Even after an ankle fracture has been stabilized surgically, obesity can still potentially interfere with the postoperative outcome, but very little research has evaluated obese patients’ status following ankle ORIF. Strauss et al retrospectively reviewed 279 charts for severity of injury, postoperative complications, and functional outcome after surgical fixation of an unstable ankle fracture.21 They found that obese patients had more comorbidities and a higher incidence of Weber type B and C ankle fractures than nonobese patients.21 However, there was no difference in the risk of open fractures, mortise displacement, time to union, or postoperative complications.
Obesity presents a significant risk for venous thromboembolism, and practitioners are encouraged to treat patients postoperatively with both mechanical and chemical prophylaxis.50 Given the previously described findings linking obesity to increased postoperative complications related to total joint arthroplasty and other types of trauma, further study into the postoperative consequences of foot and ankle trauma in obese patients is warranted.
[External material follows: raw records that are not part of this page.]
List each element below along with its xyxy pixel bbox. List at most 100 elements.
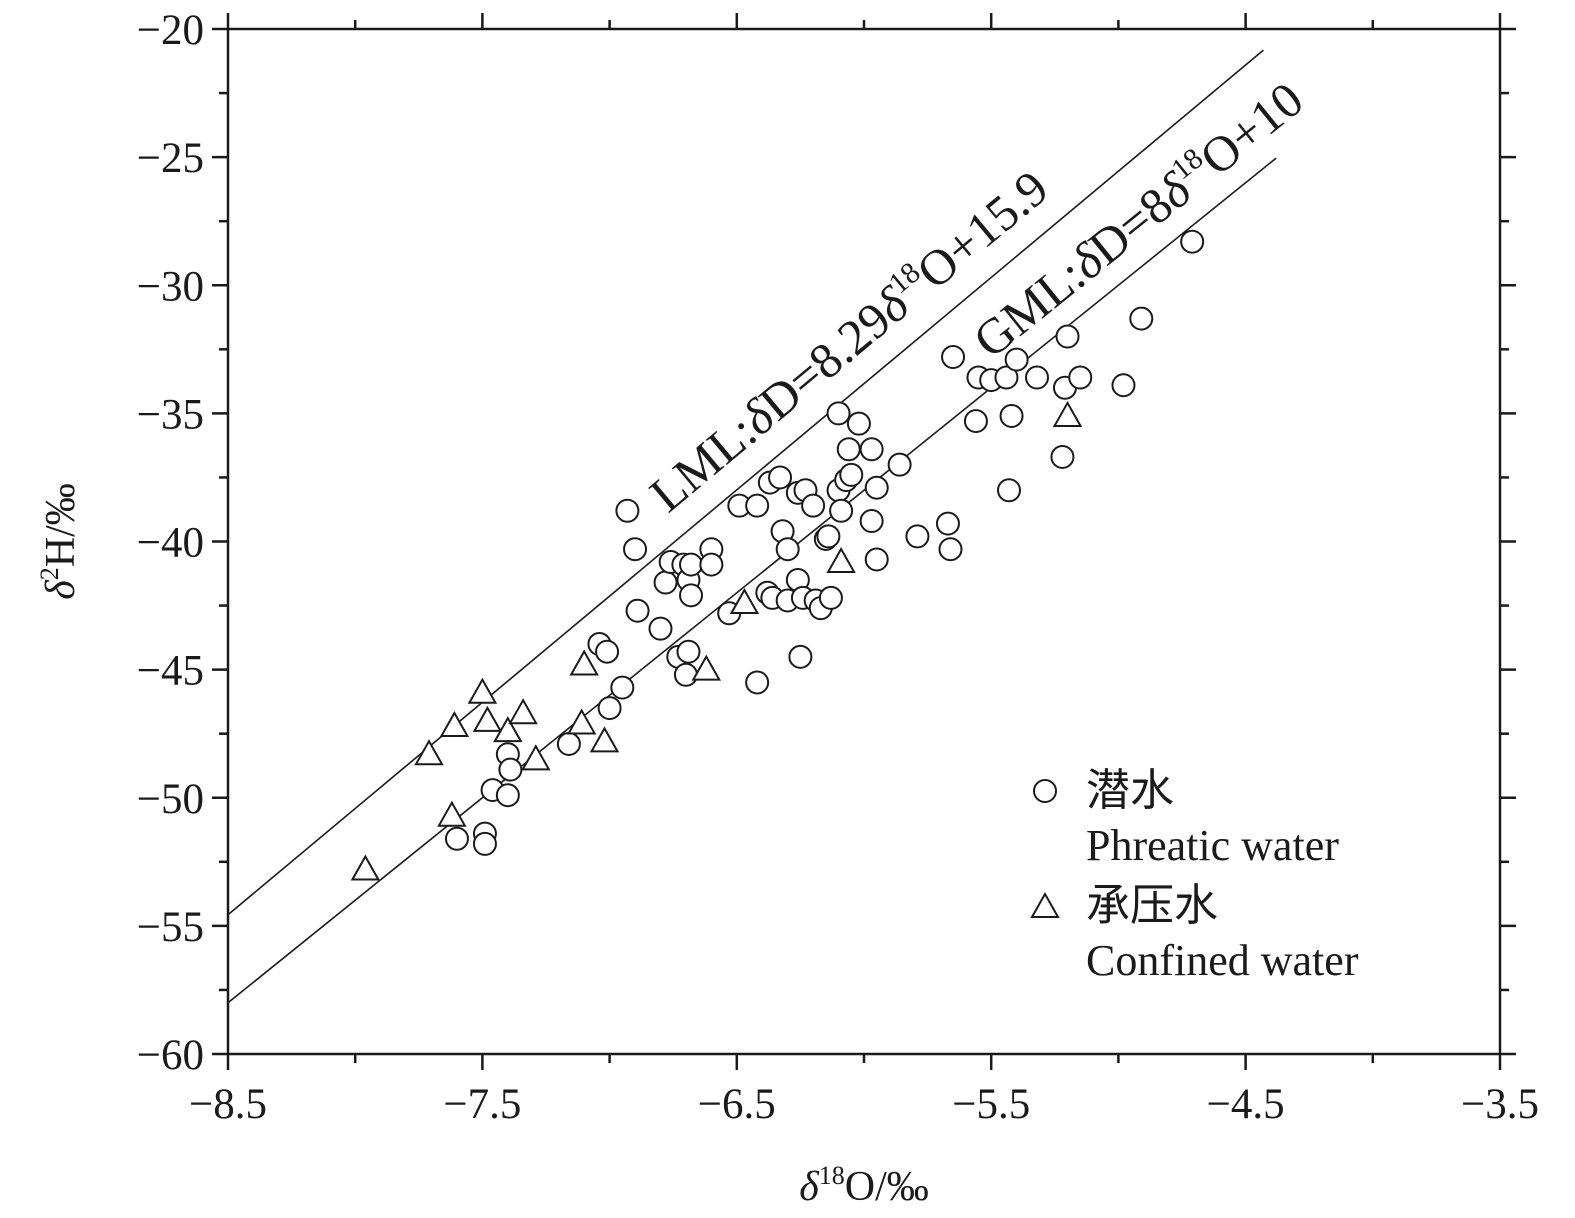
phreatic-point — [905, 524, 930, 549]
y-tick-label: −55 — [137, 904, 204, 951]
phreatic-point — [829, 498, 854, 523]
legend-confined-cn: 承压水 — [1086, 881, 1218, 930]
phreatic-point — [625, 598, 650, 623]
phreatic-point — [623, 537, 648, 562]
y-axis-title: δ2H/‰ — [35, 483, 84, 600]
phreatic-point — [1068, 365, 1093, 390]
y-tick-label: −60 — [137, 1032, 204, 1079]
x-tick-label: −6.5 — [698, 1081, 776, 1128]
phreatic-point — [679, 583, 704, 608]
phreatic-point — [444, 826, 469, 851]
y-tick-label: −20 — [137, 7, 204, 54]
y-axis-title-greek: δ — [38, 579, 84, 600]
phreatic-point — [816, 524, 841, 549]
confined-point — [493, 716, 523, 743]
phreatic-point — [1111, 373, 1136, 398]
phreatic-point — [472, 831, 497, 856]
legend-circle-marker — [1033, 779, 1057, 803]
confined-point — [589, 726, 620, 753]
phreatic-point — [745, 493, 770, 518]
axis-ticks — [212, 13, 1516, 1070]
data-points — [350, 229, 1205, 881]
y-axis-title-sup: 2 — [35, 567, 64, 580]
y-tick-label: −35 — [137, 391, 204, 438]
x-tick-label: −7.5 — [443, 1081, 521, 1128]
phreatic-point — [768, 465, 793, 490]
phreatic-point — [610, 675, 635, 700]
y-tick-label: −40 — [137, 520, 204, 567]
confined-point — [729, 587, 760, 614]
lml-label-mid: D=8.29 — [749, 291, 901, 431]
legend-phreatic-en: Phreatic water — [1086, 821, 1339, 870]
legend: 潜水 Phreatic water 承压水 Confined water — [1030, 766, 1359, 985]
phreatic-point — [864, 475, 889, 500]
lml-line — [227, 49, 1264, 916]
phreatic-point — [1050, 444, 1075, 469]
phreatic-point — [818, 585, 843, 610]
x-axis-title-rest: O/‰ — [845, 1164, 929, 1210]
x-tick-label: −5.5 — [952, 1081, 1030, 1128]
phreatic-point — [1024, 365, 1049, 390]
phreatic-point — [826, 401, 851, 426]
phreatic-point — [653, 570, 678, 595]
phreatic-point — [859, 437, 884, 462]
confined-point — [414, 739, 444, 766]
y-tick-label: −50 — [137, 776, 204, 823]
confined-point — [467, 677, 498, 704]
phreatic-point — [699, 552, 724, 577]
phreatic-point — [839, 462, 864, 487]
phreatic-point — [745, 670, 770, 695]
fit-lines — [227, 49, 1277, 1004]
plot-frame — [226, 27, 1502, 1056]
phreatic-point — [1129, 306, 1154, 331]
y-tick-label: −45 — [137, 648, 204, 695]
confined-point — [1052, 400, 1083, 427]
x-tick-label: −3.5 — [1461, 1081, 1539, 1128]
x-axis-title-greek: δ — [799, 1164, 820, 1210]
phreatic-point — [788, 644, 813, 669]
y-tick-label: −30 — [137, 263, 204, 310]
phreatic-point — [963, 409, 988, 434]
confined-point — [566, 708, 597, 735]
gml-line — [227, 157, 1277, 1004]
phreatic-point — [498, 757, 523, 782]
phreatic-point — [597, 696, 622, 721]
confined-point — [439, 710, 470, 737]
phreatic-point — [999, 403, 1024, 428]
legend-confined-en: Confined water — [1086, 936, 1359, 985]
phreatic-point — [887, 452, 912, 477]
phreatic-point — [859, 509, 884, 533]
x-axis-title-sup: 18 — [819, 1161, 845, 1190]
phreatic-point — [994, 365, 1019, 390]
phreatic-point — [1180, 229, 1205, 254]
tick-labels: −8.5 −7.5 −6.5 −5.5 −4.5 −3.5 −20 −25 −30 −35 −40 −… — [137, 7, 1539, 1128]
phreatic-point — [775, 537, 800, 562]
phreatic-point — [864, 547, 889, 572]
confined-point — [569, 649, 599, 676]
phreatic-point — [997, 478, 1022, 503]
confined-point — [826, 546, 856, 573]
legend-triangle-marker — [1030, 891, 1060, 918]
phreatic-point — [673, 662, 698, 687]
phreatic-point — [676, 639, 701, 664]
phreatic-point — [1004, 347, 1029, 372]
phreatic-point — [556, 731, 581, 756]
confined-point — [437, 800, 467, 827]
phreatic-point — [679, 552, 704, 577]
y-axis-title-rest: H/‰ — [38, 483, 84, 567]
y-tick-label: −25 — [137, 135, 204, 182]
phreatic-point — [941, 345, 966, 369]
confined-point — [521, 744, 551, 771]
x-axis-title: δ18O/‰ — [799, 1161, 929, 1210]
phreatic-point — [615, 498, 640, 523]
legend-phreatic-cn: 潜水 — [1086, 766, 1174, 815]
phreatic-point — [935, 511, 960, 536]
confined-point — [350, 854, 381, 881]
phreatic-point — [1055, 324, 1080, 349]
phreatic-point — [595, 639, 620, 664]
confined-point — [508, 698, 538, 725]
x-tick-label: −4.5 — [1207, 1081, 1285, 1128]
phreatic-point — [495, 783, 520, 808]
phreatic-point — [836, 437, 861, 462]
As obesity rates grow exponentially in the US, it will be important to appreciate the effects of obesity on the musculoskeletal system. The medical literature provides evidence of a relationship between obesity and increased risk of musculoskeletal injury, a greater risk of degenerative joint disease, a need for TKR at earlier age, and a higher occurrence of certain distal fractures. Moving distally, not only are ankle fractures more common in obese patients, but the risks of dislocation and loss of reduction are also increased. Our recent study suggests that obesity presents a greater risk for more severe ankle fractures as defined by the Weber classification. With the growing incidence of obesity in our patients, it is essential that we acknowledge additional potential risks of musculoskeletal injury so that we can treat our obese patients properly before, during, and after injury.
Christy King, DPM, AACFAS, is an attending foot and ankle surgeon in the Kaiser San Francisco Bay Area Foot and Ankle Residency Program, Kaiser Permanente, in Oakland, CA.